После ленча Томас направился в контору к Адольфусу Прайсу. Ему пришлось прождать почти полчаса, прежде чем тот освободился и смог его принять. Кабинет был все тот же – удобный, со вкусом обставленный и носящий отпечаток индивидуальности хозяина. Прайс был так же элегантен, как и прежде, но лицо его выглядело усталым, а движения – машинальными. Адвокат был слишком разочарован в себе: его мечты оказались пустым миражом, а чувства – бесчестными. И понимание этого уязвляло.

– Да, Питт? Чем могу быть полезен? – вежливо осведомился он. – Пожалуйста, садитесь. – И указал на кресло напротив. – У меня создалось отчетливое ощущение, что я рассказал вам совершенно все, что мне известно, но если у вас есть еще вопросы, то милости прошу. – Он холодно улыбнулся. – И поздравляю вас с раскрытием тайны Фэрриерс-лейн. Прекрасная работа, хотя вы покрыли всех нас позором. Бедный Годмен был невиновен, и этот факт мне будет нелегко пережить.

– Полагаю, другим тоже, – угрюмо ответил Питт. – Но вам лично не в чем себя упрекнуть, вы официально выступали общественным обвинителем. Вы были явным, неприкрытым врагом. Другие же выступали якобы в его защиту или считались беспристрастными.

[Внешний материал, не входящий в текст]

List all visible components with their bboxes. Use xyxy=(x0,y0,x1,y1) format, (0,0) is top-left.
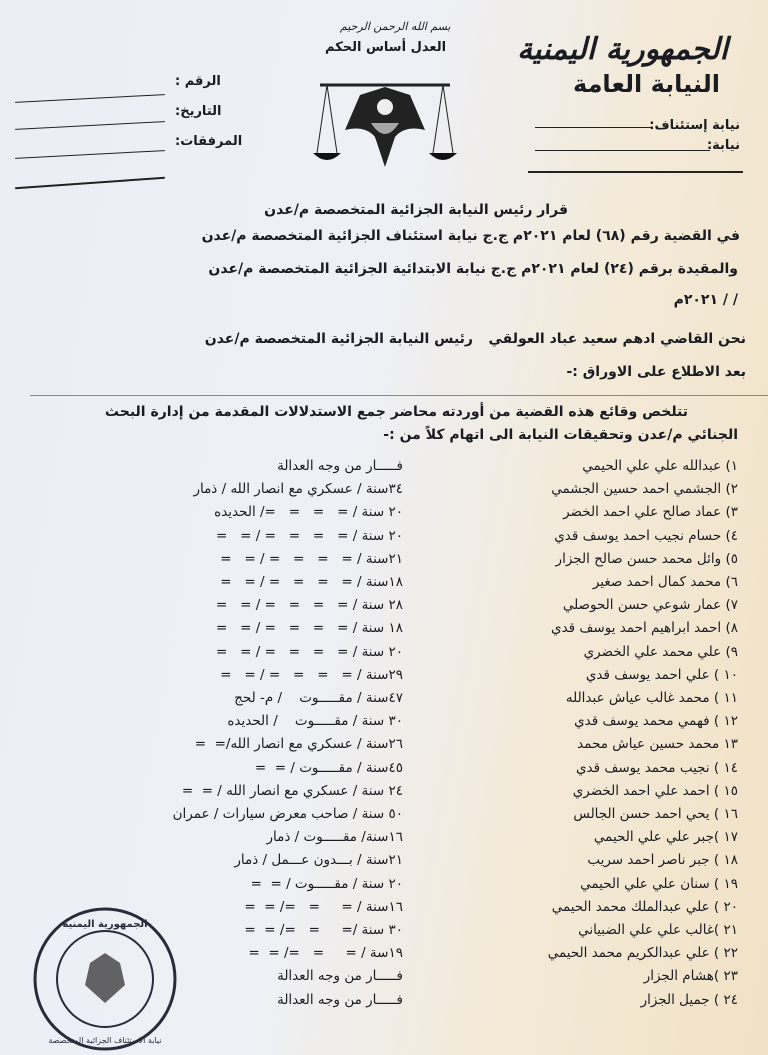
date-line xyxy=(15,121,165,130)
accused-details: فـــــار من وجه العدالة xyxy=(277,458,403,474)
accused-details: ٣٤سنة / عسكري مع انصار الله / ذمار xyxy=(193,481,403,498)
accused-details: ٢٩سنة / = = = = / = = xyxy=(220,666,403,683)
accused-details: ٢٠ سنة / = = = = / = = xyxy=(215,643,403,660)
accused-name: ١٦ ) يحي احمد حسن الجالس xyxy=(573,806,738,822)
accused-details: ١٦سنة / = = =/ = = xyxy=(244,898,403,915)
accused-details: فـــــار من وجه العدالة xyxy=(277,968,403,985)
accused-name: ٦) محمد كمال احمد صغير xyxy=(592,574,738,590)
motto: العدل أساس الحكم xyxy=(325,40,447,55)
after-review: بعد الاطلاع على الاوراق :- xyxy=(566,364,746,380)
judge-name: نحن القاضي ادهم سعيد عباد العولقي xyxy=(488,331,746,347)
summary-line-2: الجنائي م/عدن وتحقيقات النيابة الى اتهام كلاً من :- xyxy=(383,427,738,443)
accused-details: ٣٠ سنة / مقـــــوت / الحديده xyxy=(227,713,403,730)
accused-details: ٢٦سنة / عسكري مع انصار الله/= = xyxy=(194,736,403,753)
registered-line: والمقيدة برقم (٢٤) لعام ٢٠٢١م ج.ج نيابة الابتدائية الجزائية المتخصصة م/عدن xyxy=(208,261,738,277)
accused-details: ٢٠ سنة / مقـــــوت / = = xyxy=(250,875,403,892)
decision-title: قرار رئيس النيابة الجزائية المتخصصة م/عدن xyxy=(264,202,568,218)
svg-text:نيابة الاستئناف الجزائية المتخ: نيابة الاستئناف الجزائية المتخصصة xyxy=(48,1036,162,1045)
letterhead-divider-right xyxy=(528,171,743,173)
official-stamp-icon xyxy=(30,905,180,1053)
accused-name: ١٤ ) نجيب محمد يوسف قدي xyxy=(575,759,738,776)
appeal-prosecution-line xyxy=(535,127,653,128)
accused-name: ١٨ ) جبر ناصر احمد سريب xyxy=(587,852,738,869)
basmala: بسم الله الرحمن الرحيم xyxy=(340,20,451,33)
attachments-line xyxy=(15,150,165,159)
accused-name: ٢١ )غالب علي علي الضبياني xyxy=(578,922,738,938)
date-label: التاريخ: xyxy=(175,104,222,119)
accused-details: ١٨ سنة / = = = = / = = xyxy=(215,620,403,637)
judge-title: رئيس النيابة الجزائية المتخصصة م/عدن xyxy=(204,331,473,347)
accused-name: ١٣ محمد حسين عياش محمد xyxy=(577,736,738,753)
accused-name: ٨) احمد ابراهيم احمد يوسف قدي xyxy=(551,620,738,637)
prosecution-label: نيابة: xyxy=(706,138,740,153)
case-line: في القضية رقم (٦٨) لعام ٢٠٢١م ج.ج نيابة استئناف الجزائية المتخصصة م/عدن xyxy=(201,228,740,244)
accused-name: ٢٣ )هشام الجزار xyxy=(643,968,738,985)
accused-name: ٤) حسام نجيب احمد يوسف قدي xyxy=(554,527,738,544)
appeal-prosecution-label: نيابة إستئناف: xyxy=(649,118,740,133)
accused-name: ١٢ ) فهمي محمد يوسف قدي xyxy=(574,713,738,730)
accused-details: ٢١سنة / بـــدون عـــمل / ذمار xyxy=(234,852,403,869)
accused-name: ١) عبدالله علي علي الحيمي xyxy=(582,458,738,474)
accused-name: ١٩ ) سنان علي علي الحيمي xyxy=(580,875,738,892)
accused-name: ٧) عمار شوعي حسن الحوصلي xyxy=(562,597,738,614)
number-line xyxy=(15,94,165,103)
accused-name: ٣) عماد صالح علي احمد الخضر xyxy=(563,504,738,521)
number-label: الرقم : xyxy=(175,74,221,89)
accused-name: ٢٤ ) جميل الجزار xyxy=(640,991,738,1008)
prosecution-line xyxy=(535,150,710,151)
accused-details: ٥٠ سنة / صاحب معرض سيارات / عمران xyxy=(172,806,403,822)
accused-details: ١٦سنة/ مقـــــوت / ذمار xyxy=(266,829,403,846)
accused-name: ٢٠ ) علي عبدالملك محمد الحيمي xyxy=(551,898,738,915)
accused-details: ١٩سة / = = =/ = = xyxy=(248,945,403,962)
decision-date: / / ٢٠٢١م xyxy=(673,292,738,308)
accused-details: ٢٤ سنة / عسكري مع انصار الله / = = xyxy=(181,782,403,799)
attachments-label: المرفقات: xyxy=(175,134,243,149)
accused-details: ٤٧سنة / مقـــــوت / م- لحج xyxy=(234,690,403,706)
accused-details: ٣٠ سنة /= = =/ = = xyxy=(244,922,403,938)
accused-details: ٢٠ سنة / = = = = / = = xyxy=(215,527,403,544)
yemen-emblem-icon xyxy=(305,75,465,170)
accused-name: ١٠ ) علي احمد يوسف قدي xyxy=(585,666,738,683)
accused-details: ٤٥سنة / مقـــــوت / = = xyxy=(254,759,403,776)
accused-name: ١٥ ) احمد علي احمد الخضري xyxy=(572,782,738,799)
letterhead-divider-left xyxy=(15,177,165,189)
accused-name: ١١ ) محمد غالب عياش عبدالله xyxy=(565,690,738,706)
accused-name: ٩) علي محمد علي الخضري xyxy=(583,643,738,660)
letterhead-authority: النيابة العامة xyxy=(573,70,720,98)
accused-name: ٢٢ ) علي عبدالكريم محمد الحيمي xyxy=(547,945,738,962)
summary-line-1: تتلخص وقائع هذه القضية من أوردته محاضر جمع الاستدلالات المقدمة من إدارة البحث xyxy=(104,404,688,420)
section-divider xyxy=(30,395,768,396)
accused-details: ١٨سنة / = = = = / = = xyxy=(220,574,403,590)
accused-details: ٢١سنة / = = = = / = = xyxy=(220,550,403,567)
svg-text:الجمهورية اليمنية: الجمهورية اليمنية xyxy=(62,919,148,930)
accused-details: فـــــار من وجه العدالة xyxy=(277,991,403,1008)
accused-details: ٢٨ سنة / = = = = / = = xyxy=(215,597,403,614)
accused-details: ٢٠ سنة / = = = =/ الحديده xyxy=(214,504,403,521)
accused-name: ٢) الجشمي احمد حسين الجشمي xyxy=(551,481,738,498)
letterhead-country: الجمهورية اليمنية xyxy=(517,32,728,67)
accused-name: ٥) وائل محمد حسن صالح الجزار xyxy=(555,550,738,567)
accused-name: ١٧ )جبر علي علي الحيمي xyxy=(593,829,738,846)
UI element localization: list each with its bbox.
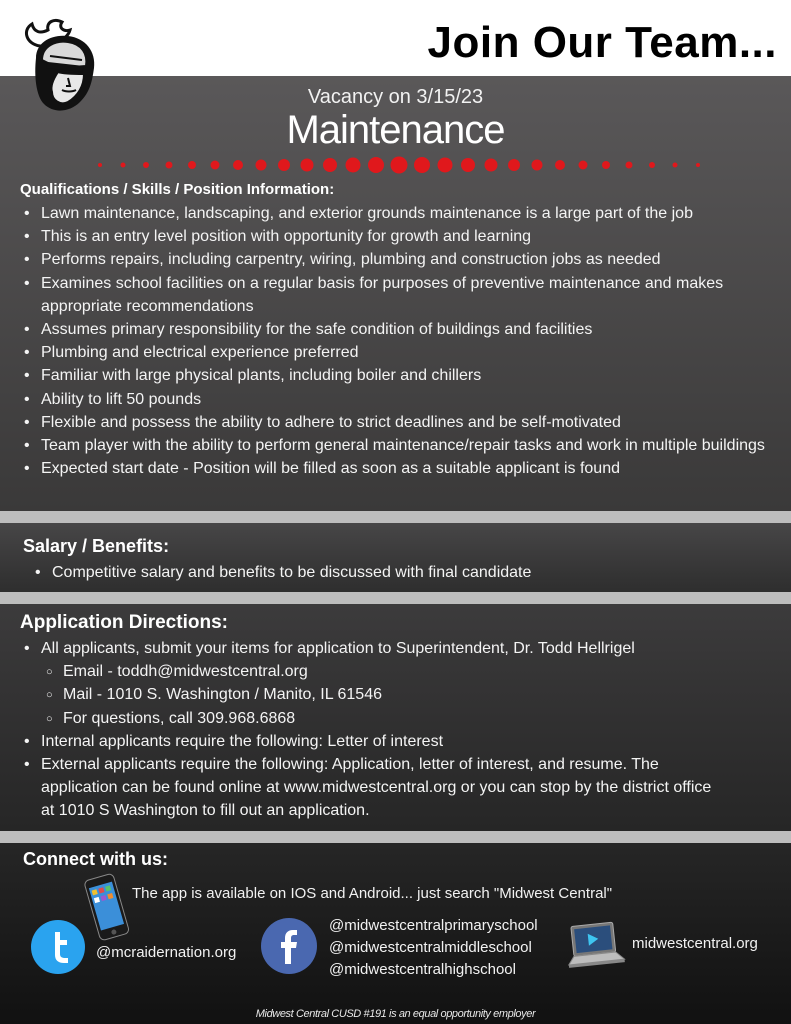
laptop-icon: [565, 918, 627, 974]
connect-heading: Connect with us:: [23, 849, 168, 869]
vacancy-date: Vacancy on 3/15/23: [307, 86, 484, 108]
salary-list: [31, 561, 771, 584]
decorative-dot: [391, 157, 408, 174]
list-item: • Performs repairs, including carpentry, wiring, plumbing and construction jobs as needed: [20, 248, 772, 271]
decorative-dot: [673, 163, 678, 168]
decorative-dot: [301, 159, 314, 172]
decorative-dot: [256, 160, 267, 171]
decorative-dot: [508, 159, 520, 171]
decorative-dot: [98, 163, 102, 167]
divider: [0, 831, 791, 843]
list-item: • Familiar with large physical plants, including boiler and chillers: [20, 364, 772, 387]
facebook-page[interactable]: @midwestcentralhighschool: [329, 961, 516, 978]
decorative-dot: [696, 163, 700, 167]
decorative-dot: [346, 158, 361, 173]
app-availability: The app is available on IOS and Android... just search "Midwest Central": [132, 885, 613, 902]
qualifications-heading: Qualifications / Skills / Position Information:: [20, 181, 335, 198]
list-item: • Plumbing and electrical experience preferred: [20, 341, 772, 364]
phone-contact: ○ For questions, call 309.968.6868: [20, 707, 720, 730]
list-item: • Flexible and possess the ability to adhere to strict deadlines and be self-motivated: [20, 411, 772, 434]
decorative-dot: [532, 160, 543, 171]
divider: [0, 511, 791, 523]
list-item: • This is an entry level position with opportunity for growth and learning: [20, 225, 772, 248]
list-item: • Team player with the ability to perform general maintenance/repair tasks and work in multiple buildings: [20, 434, 772, 457]
decorative-dot: [626, 162, 633, 169]
decorative-dot: [649, 162, 655, 168]
list-item: • External applicants require the following: Application, letter of interest, and resume. The application can be found online at www.midwestcentral.org or you can stop by the district office at 1010 S Washington to fill out an application.: [20, 753, 720, 823]
list-item: • Ability to lift 50 pounds: [20, 388, 772, 411]
list-item: • Expected start date - Position will be filled as soon as a suitable applicant is found: [20, 457, 772, 480]
decorative-dot: [166, 162, 173, 169]
application-heading: Application Directions:: [20, 612, 228, 633]
decorative-dot: [143, 162, 149, 168]
email-contact: ○ Email - toddh@midwestcentral.org: [20, 660, 720, 683]
decorative-dot: [233, 160, 243, 170]
list-item: • Examines school facilities on a regular basis for purposes of preventive maintenance and makes appropriate recommendations: [20, 272, 772, 318]
decorative-dot: [438, 158, 453, 173]
list-item: • All applicants, submit your items for application to Superintendent, Dr. Todd Hellrigel: [20, 637, 720, 660]
decorative-dot: [579, 161, 588, 170]
decorative-dot: [555, 160, 565, 170]
mail-contact: ○ Mail - 1010 S. Washington / Manito, IL 61546: [20, 683, 720, 706]
headline: Join Our Team...: [427, 18, 777, 67]
decorative-dot: [414, 157, 430, 173]
twitter-handle[interactable]: @mcraidernation.org: [96, 944, 237, 961]
footer-note: Midwest Central CUSD #191 is an equal opportunity employer: [255, 1008, 536, 1020]
facebook-icon[interactable]: [261, 918, 317, 974]
website-link[interactable]: midwestcentral.org: [632, 935, 758, 952]
decorative-dot: [188, 161, 196, 169]
facebook-page[interactable]: @midwestcentralmiddleschool: [329, 939, 532, 956]
facebook-page[interactable]: @midwestcentralprimaryschool: [329, 917, 538, 934]
divider: [0, 592, 791, 604]
twitter-icon[interactable]: [29, 920, 87, 974]
decorative-dots: [80, 150, 720, 180]
knight-helmet-logo-icon: [18, 16, 100, 122]
salary-heading: Salary / Benefits:: [23, 536, 170, 556]
job-title: Maintenance: [286, 108, 505, 152]
decorative-dot: [278, 159, 290, 171]
decorative-dot: [485, 159, 498, 172]
list-item: • Competitive salary and benefits to be discussed with final candidate: [31, 561, 771, 584]
facebook-pages: [329, 915, 538, 981]
qualifications-list: [20, 202, 772, 480]
decorative-dot: [461, 158, 475, 172]
list-item: • Internal applicants require the following: Letter of interest: [20, 730, 720, 753]
decorative-dot: [368, 157, 384, 173]
application-list: [20, 637, 720, 823]
decorative-dot: [602, 161, 610, 169]
decorative-dot: [121, 163, 126, 168]
list-item: • Lawn maintenance, landscaping, and exterior grounds maintenance is a large part of the job: [20, 202, 772, 225]
list-item: • Assumes primary responsibility for the safe condition of buildings and facilities: [20, 318, 772, 341]
decorative-dot: [323, 158, 337, 172]
decorative-dot: [211, 161, 220, 170]
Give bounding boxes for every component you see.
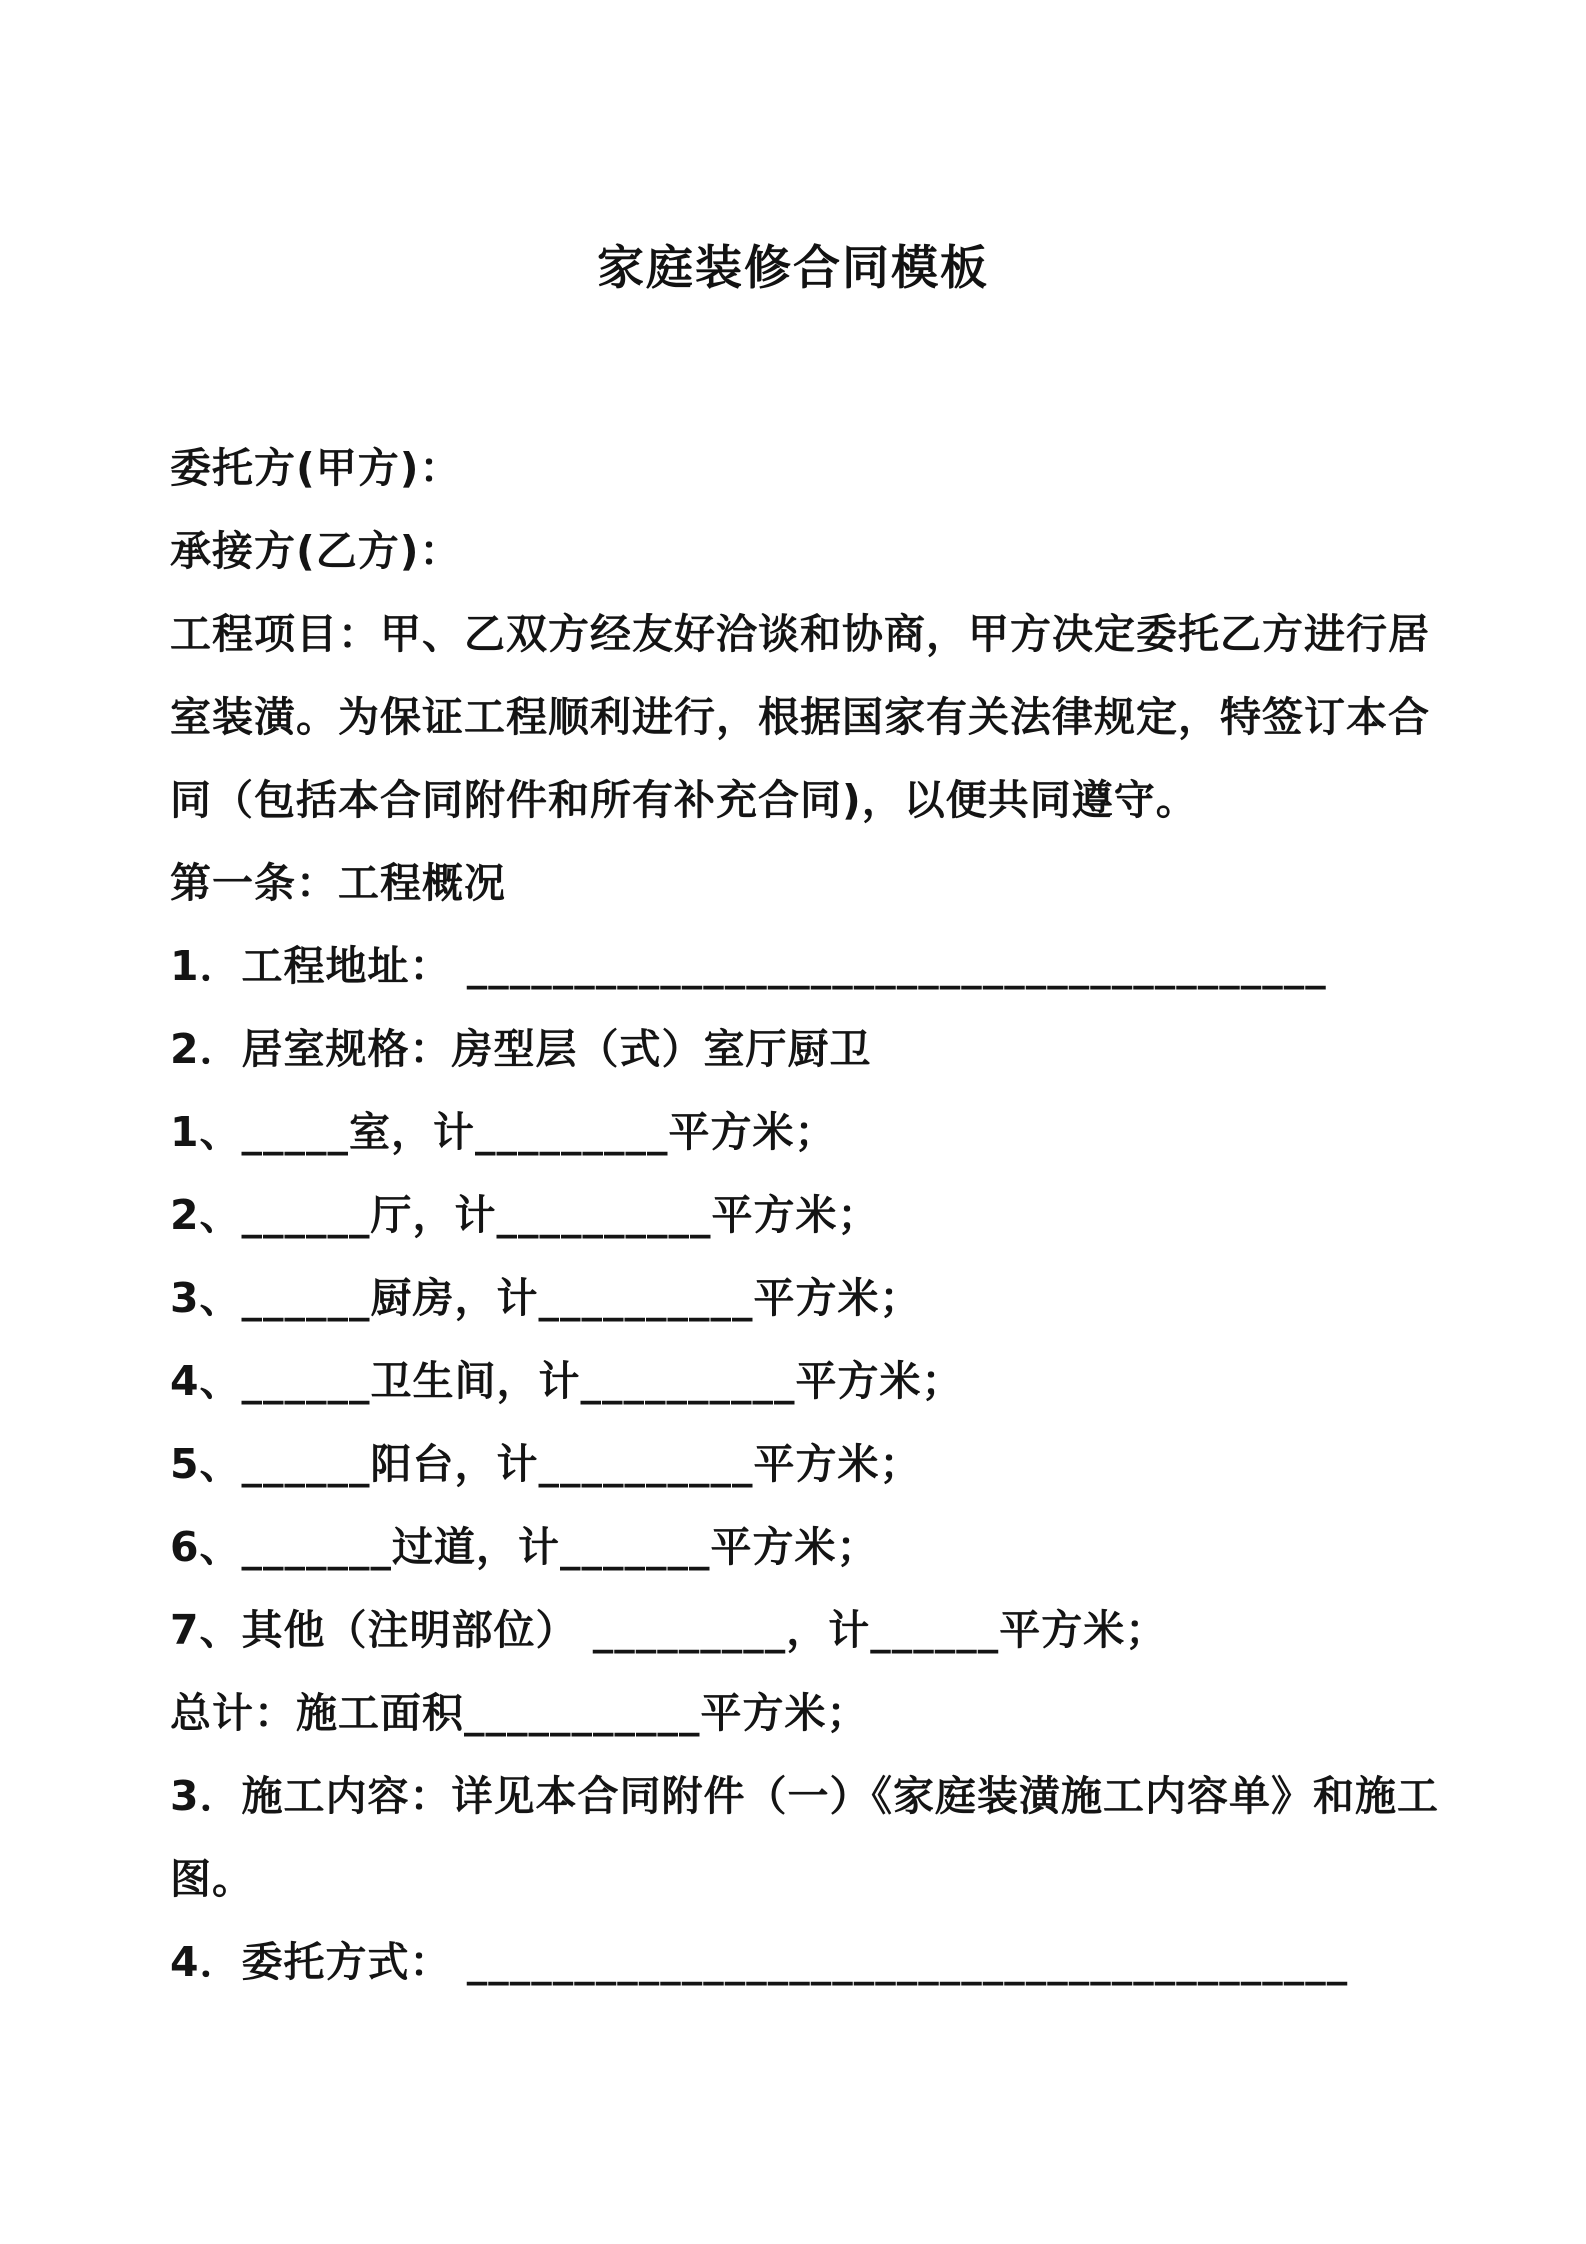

– Вы слишком жестоко их осуждаете, Питт; все тогда считали его преступником. Доказательства вины были исчерпывающими.

– Но почему же? – с вызовом спросил Томас, глядя ему в глаза.

Прайс заморгал.

– Не понимаю, что вы хотите сказать этим «но почему же»?

– Почему доказательства казались исчерпывающими? И что важнее – доказательства или уверенность в своей правоте? Я начинаю думать, что в данном случае на первом месте оказалась уверенность.

Прайс устало сел.

– Возможно, и так, но мы все тогда были в ужасе. Вы же знаете, что толпа становится жестоким животным, когда затрагивают ее глубинные верования и предрассудки и пробуждают подавляемые страхи. В таких случаях напрасно пытаться урезонить ее, объяснять, что вы способны сделать, а чего никак не можете, и пытаться объяснить, как вам трудно. Толпа хочет только результаты, и ей безразлично, каким образом вы их обеспечите; они не хотят знать ни подробностей, ни цены, которую придется заплатить за эти результаты. Но вы же полицейский, вы сами должны все это знать. Думаю, что и вас не оставят без осуждения и порицания из-за дела бедняги Стаффорда.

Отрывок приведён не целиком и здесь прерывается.